The people keeping the neighborhood alive, one blueberry bun at a time
The texture of daily life came through in smaller encounters. Daniel, Raphael’s son, led a scooter tour past a park where German wartime bunkers still sit buried under planted bushes, too expensive to remove when the British arrived on the 4th of September 1944. He explained the Radomsk Hasidic line his family carries, a branch so reduced by the war that the remaining families gather just once a year in Poland. Chef Toli, a private kosher chef who spent 35 years running an advertising agency before switching careers, became a local celebrity through a ten-part Belgian television program about Jewish life in Antwerp that ranked as the second most-watched program in Belgium that year. He now describes his role as ambassador between communities, cooking Jewish-style food for non-Jewish Belgian clients and navigating questions about Israel and Gaza with a deliberate refusal to take sweeping positions: ‘I don’t even support my own government in everything they do. Why would I support a government 2,000 miles away?’

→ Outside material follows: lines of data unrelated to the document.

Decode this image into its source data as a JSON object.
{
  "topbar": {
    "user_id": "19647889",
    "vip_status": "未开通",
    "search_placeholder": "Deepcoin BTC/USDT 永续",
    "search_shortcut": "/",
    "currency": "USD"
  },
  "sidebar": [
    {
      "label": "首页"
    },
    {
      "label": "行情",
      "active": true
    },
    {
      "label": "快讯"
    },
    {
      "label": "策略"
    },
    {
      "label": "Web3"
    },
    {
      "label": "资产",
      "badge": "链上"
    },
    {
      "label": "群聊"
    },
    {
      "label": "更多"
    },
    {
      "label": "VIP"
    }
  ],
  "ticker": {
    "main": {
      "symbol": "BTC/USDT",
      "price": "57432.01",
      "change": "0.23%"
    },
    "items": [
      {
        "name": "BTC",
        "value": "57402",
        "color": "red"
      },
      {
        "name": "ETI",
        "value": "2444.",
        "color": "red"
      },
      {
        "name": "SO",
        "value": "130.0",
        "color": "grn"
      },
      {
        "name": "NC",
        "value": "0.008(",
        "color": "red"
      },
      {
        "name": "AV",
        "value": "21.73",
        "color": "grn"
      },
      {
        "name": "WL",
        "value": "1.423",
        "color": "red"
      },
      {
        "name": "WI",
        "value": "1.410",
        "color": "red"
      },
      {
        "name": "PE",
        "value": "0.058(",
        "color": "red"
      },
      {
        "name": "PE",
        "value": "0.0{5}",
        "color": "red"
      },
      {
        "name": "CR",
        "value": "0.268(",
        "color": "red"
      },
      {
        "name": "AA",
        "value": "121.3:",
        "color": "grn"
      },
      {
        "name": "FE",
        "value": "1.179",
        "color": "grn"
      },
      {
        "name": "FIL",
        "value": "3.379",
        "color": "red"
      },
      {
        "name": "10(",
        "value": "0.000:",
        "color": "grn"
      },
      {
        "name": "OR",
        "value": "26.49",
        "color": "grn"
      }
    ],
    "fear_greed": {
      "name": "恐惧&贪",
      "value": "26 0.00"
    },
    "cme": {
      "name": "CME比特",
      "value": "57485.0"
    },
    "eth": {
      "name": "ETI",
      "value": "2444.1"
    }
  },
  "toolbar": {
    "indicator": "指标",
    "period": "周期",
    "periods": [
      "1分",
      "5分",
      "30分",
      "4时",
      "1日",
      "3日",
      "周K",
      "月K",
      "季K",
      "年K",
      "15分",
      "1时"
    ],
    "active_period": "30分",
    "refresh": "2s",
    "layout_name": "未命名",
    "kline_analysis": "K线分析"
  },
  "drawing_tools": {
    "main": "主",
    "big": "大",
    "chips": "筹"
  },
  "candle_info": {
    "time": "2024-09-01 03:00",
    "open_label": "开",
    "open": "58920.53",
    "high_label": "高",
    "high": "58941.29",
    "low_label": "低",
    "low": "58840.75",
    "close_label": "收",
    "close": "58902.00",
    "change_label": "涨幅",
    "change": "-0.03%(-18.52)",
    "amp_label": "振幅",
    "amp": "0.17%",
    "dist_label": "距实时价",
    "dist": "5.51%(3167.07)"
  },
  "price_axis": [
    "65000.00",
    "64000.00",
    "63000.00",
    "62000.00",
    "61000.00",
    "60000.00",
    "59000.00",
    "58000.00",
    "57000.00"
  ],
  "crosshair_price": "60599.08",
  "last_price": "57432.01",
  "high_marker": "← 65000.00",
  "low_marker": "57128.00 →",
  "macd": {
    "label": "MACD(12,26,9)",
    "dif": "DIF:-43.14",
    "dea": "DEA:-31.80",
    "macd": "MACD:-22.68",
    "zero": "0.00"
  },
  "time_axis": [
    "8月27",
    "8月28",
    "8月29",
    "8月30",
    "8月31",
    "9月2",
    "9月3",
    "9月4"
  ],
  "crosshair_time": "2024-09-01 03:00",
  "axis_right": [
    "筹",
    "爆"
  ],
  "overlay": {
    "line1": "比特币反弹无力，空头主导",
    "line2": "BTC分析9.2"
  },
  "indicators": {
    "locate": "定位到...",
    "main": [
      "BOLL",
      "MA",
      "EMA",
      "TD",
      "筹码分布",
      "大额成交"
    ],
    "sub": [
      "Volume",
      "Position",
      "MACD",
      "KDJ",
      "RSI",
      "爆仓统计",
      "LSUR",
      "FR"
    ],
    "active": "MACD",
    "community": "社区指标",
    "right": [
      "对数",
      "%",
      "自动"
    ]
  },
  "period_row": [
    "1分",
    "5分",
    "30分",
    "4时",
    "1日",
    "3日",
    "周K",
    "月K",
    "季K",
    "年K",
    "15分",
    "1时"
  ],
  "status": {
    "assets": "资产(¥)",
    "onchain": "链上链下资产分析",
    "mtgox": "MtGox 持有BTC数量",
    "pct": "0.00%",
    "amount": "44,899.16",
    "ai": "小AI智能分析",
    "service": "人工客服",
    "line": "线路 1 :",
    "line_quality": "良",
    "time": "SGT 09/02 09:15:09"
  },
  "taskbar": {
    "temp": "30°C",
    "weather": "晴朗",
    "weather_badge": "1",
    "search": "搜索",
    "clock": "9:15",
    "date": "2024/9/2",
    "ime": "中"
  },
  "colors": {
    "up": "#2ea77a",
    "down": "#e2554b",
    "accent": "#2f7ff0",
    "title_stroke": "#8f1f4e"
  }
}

At what Chef Toli called the best kosher bakery in Europe, a blueberry bun made only during fresh blueberry season stopped the walk cold. It arrived oozing, crunchy-crusted, and sweet enough that Binsky admitted he had never had anything quite like it.
At a restaurant mid-afternoon, Binsky found himself sitting beside Regina Sluszny, a Belgian Holocaust survivor born in 1939, who was turning 86 in two weeks. She remembered German soldiers fleeing as American liberators approached Antwerp, and the fury of residents who had endured four years of occupation. She still receives hate mail. ‘I’m sitting here in Antwerp and I’m killing them in Gaza. That’s what they write.’ Her advice, offered without self-pity: ‘You have to be optimistic and believe in life, because if you don’t believe it, they will kill you very quickly.’
A 19-year-old who has not missed a mikvah in 13 months
Outside a large Satmar synagogue, Binsky met a 19-year-old traveler who reroutes flights specifically to reach a ritual bath, a mikvah, every single day, changing a planned Dublin connection to Brussels when he could not confirm access. He had kept the streak unbroken for 13 months.
Antwerp’s streets carry their own reminders of what that persistence costs when it is absent. Small brass plaques set into the cobblestones record the names of Jewish residents, the dates they were taken from their homes, and the concentration camps where they were sent. Raphael walked past one and described a ‘weird little cold feeling’ that does not entirely go away, even after years of stepping over them.
Back at the Diamond Square Mile, with diamond storefronts occupying nearly every corner and Hasidic families rolling past on bicycles in full traditional dress, the city presents something genuinely unusual: a community that has chosen modernity’s geography and rejected most of its habits, building a parallel world that is, block for block, thoroughly Antwerp.